When a patient showed up in a West Coast emergency room early this month suffering withdrawal from something he called “kratom,” the psychiatrist on duty was forced to scramble for information. But when the doctor looked it up, she found that the opiate-like leaf from Southeast Asia is well known in the worlds of alternative medicine and the drug culture.
What the doctor, who asked not to be named for patient confidentiality reasons, found in an Internet search were Web pages set up by dozens of companies selling kratom leaf and touting it as a way to combat fatigue, pain and depression—even as an antidote to heroin addiction.
But in addition to its possible medicinal uses, kratom is beginning to show up in U.S. emergency rooms, with doctors saying they are dealing with people sick from taking it—especially teens who try it to get high.
“Every month somebody is trying to get a new ‘safe high’,” said Frank LoVecchio, medical director of the Banner Good Samaritan Poison and Drug Information Center in Phoenix, Ariz. “(Kratom) is definitely not safe.”
Estimating usage of the drug is impossible, but emergency events involving kratom appear to be increasing, he said. In 2005, only two incidents were reported by poison control centers nationwide. But Banner’s center dealt with six emergencies involving kratom in 2011, he said.

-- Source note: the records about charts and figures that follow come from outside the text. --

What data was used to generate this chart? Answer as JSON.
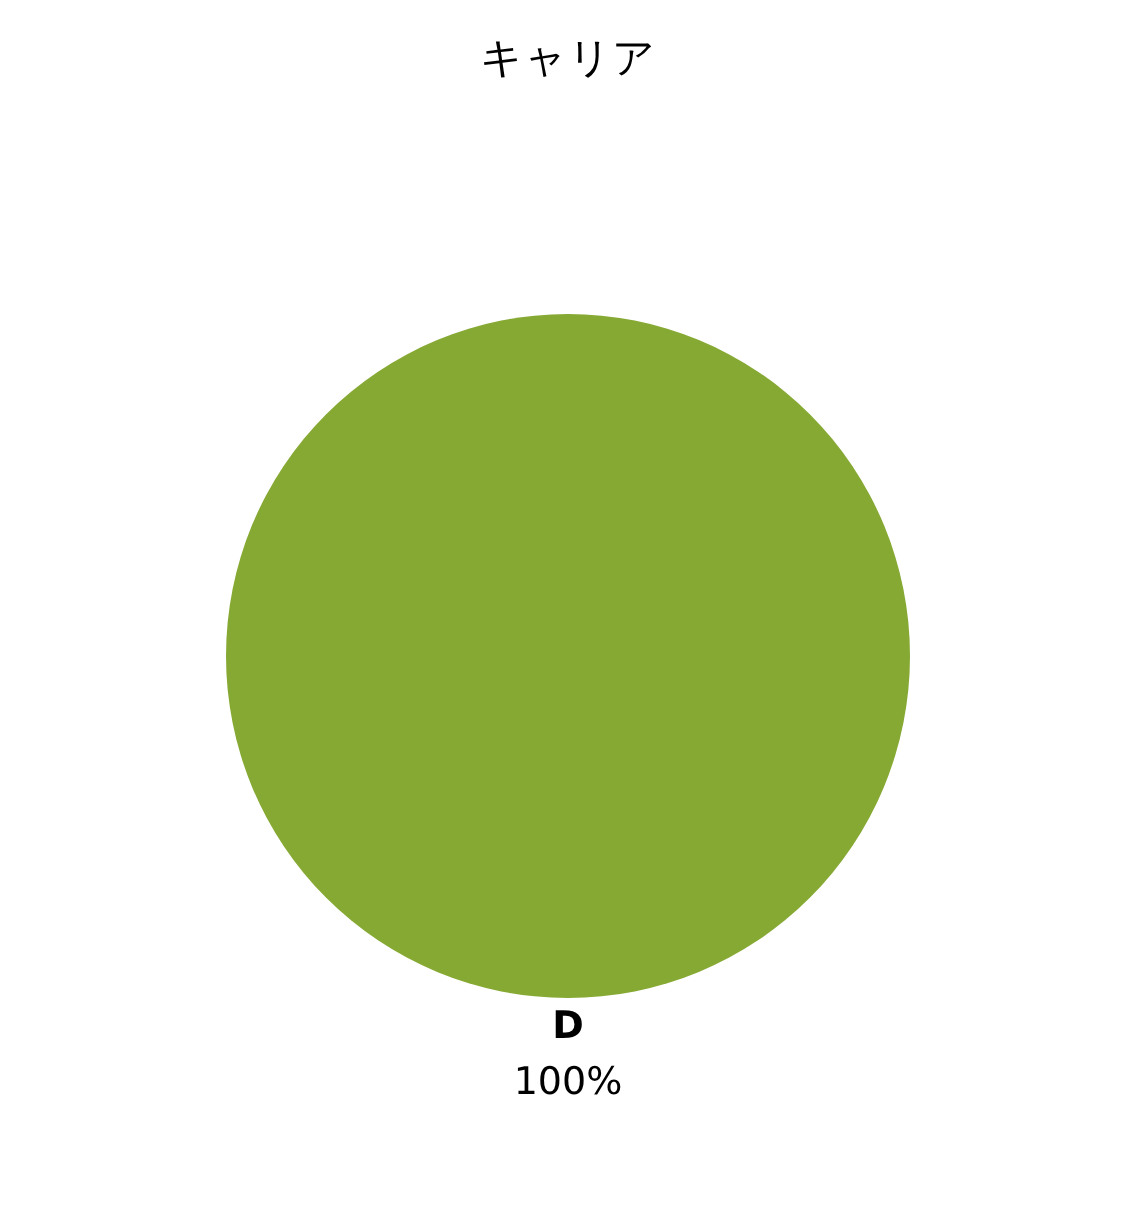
{
  "chart_data": {
    "type": "pie",
    "title": "キャリア",
    "categories": [
      "D"
    ],
    "values": [
      100
    ],
    "colors": [
      "#86a933"
    ],
    "value_labels": [
      "100%"
    ],
    "legend": false
  }
}
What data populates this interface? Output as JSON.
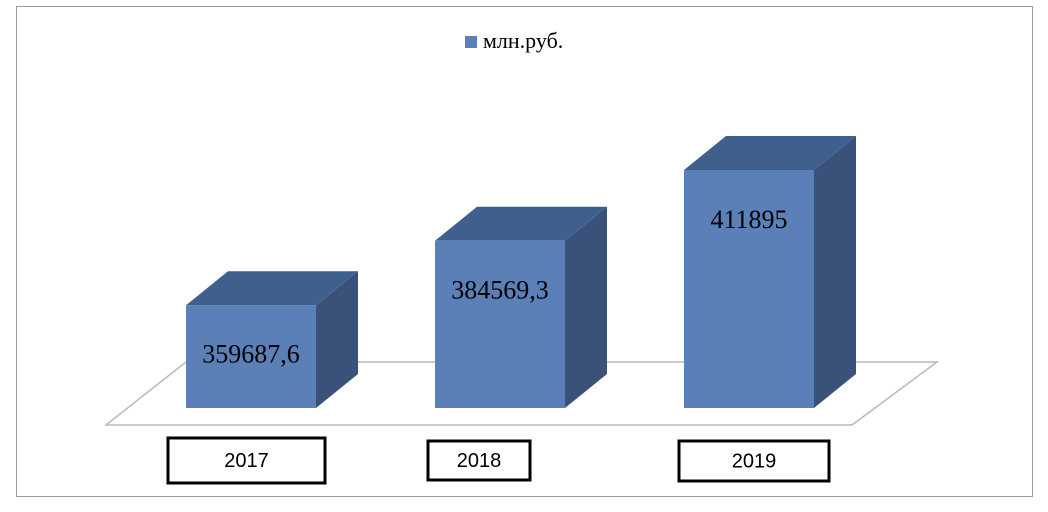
{
  "chart_data": {
    "type": "bar3d",
    "legend": "млн.руб.",
    "categories": [
      "2017",
      "2018",
      "2019"
    ],
    "values": [
      359687.6,
      384569.3,
      411895
    ],
    "value_labels": [
      "359687,6",
      "384569,3",
      "411895"
    ],
    "color": "#5b80b8",
    "ylim": [
      320000,
      420000
    ]
  }
}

As with many herbal and chemical products on the market, science and law enforcement are playing catch-up. Little research has been done to determine the risks of taking kratom, so it remains legal and unregulated in the United States.

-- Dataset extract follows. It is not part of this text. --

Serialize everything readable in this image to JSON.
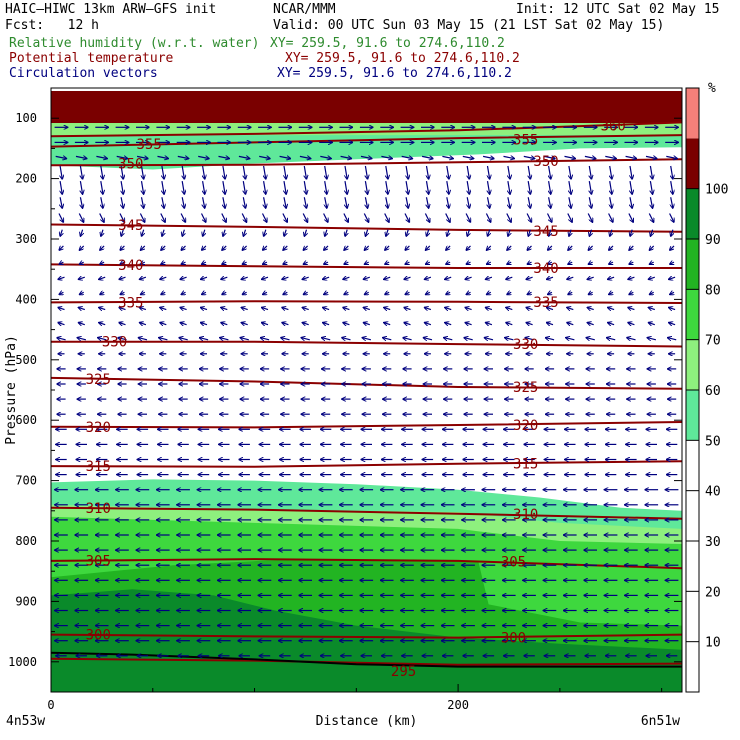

The leaf, which is indigenous to Southeast Asia, has been around for thousands of years, and proponents argue that it is safe and effective for many maladies, while having fewer side effects and being less addictive than pharmaceutical alternatives, such as oxycodone. In small doses, they say, kratom provides an energy boost—the plant is in the coffee family—and in larger doses it creates a mellow, sedating effect, acting on the opioid receptors.
Like “bath salts” and “spice”—drugs that are now illegal but were legal and trendy until law enforcers and medical researchers gathered data on their dangers—kratom is under scrutiny, having been added to a Drug Enforcement Administration’s list of “drugs and chemicals of concern.”

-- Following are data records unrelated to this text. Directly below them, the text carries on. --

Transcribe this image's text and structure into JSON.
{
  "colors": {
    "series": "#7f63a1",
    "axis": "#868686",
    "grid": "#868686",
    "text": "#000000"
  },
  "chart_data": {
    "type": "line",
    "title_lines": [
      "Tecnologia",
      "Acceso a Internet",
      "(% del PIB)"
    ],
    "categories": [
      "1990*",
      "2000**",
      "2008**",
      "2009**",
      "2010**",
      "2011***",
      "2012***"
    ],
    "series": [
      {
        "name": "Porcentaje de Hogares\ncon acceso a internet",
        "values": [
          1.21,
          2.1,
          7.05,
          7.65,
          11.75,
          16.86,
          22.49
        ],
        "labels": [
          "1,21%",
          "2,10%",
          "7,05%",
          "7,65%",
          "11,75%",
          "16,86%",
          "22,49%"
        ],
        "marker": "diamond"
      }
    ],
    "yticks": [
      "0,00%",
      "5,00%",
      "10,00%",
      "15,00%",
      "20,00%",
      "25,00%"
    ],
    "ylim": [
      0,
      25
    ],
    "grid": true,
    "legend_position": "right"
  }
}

If the DEA concludes that kratom poses a public health risk, the agency can request that the Department of Health and Human Services place it on a schedule of banned and controlled substances.
Kratom is illegal in a number of countries in Europe and Asia—most notably Thailand, where much of it is produced. It is now the third most commonly used illegal drug in Thailand, according to the DEA. In that country’s drug culture, the leaf is sometimes combined with cough syrup and Coke, tranquilizers and marijuana to produce a narcotic drink called “4×100.”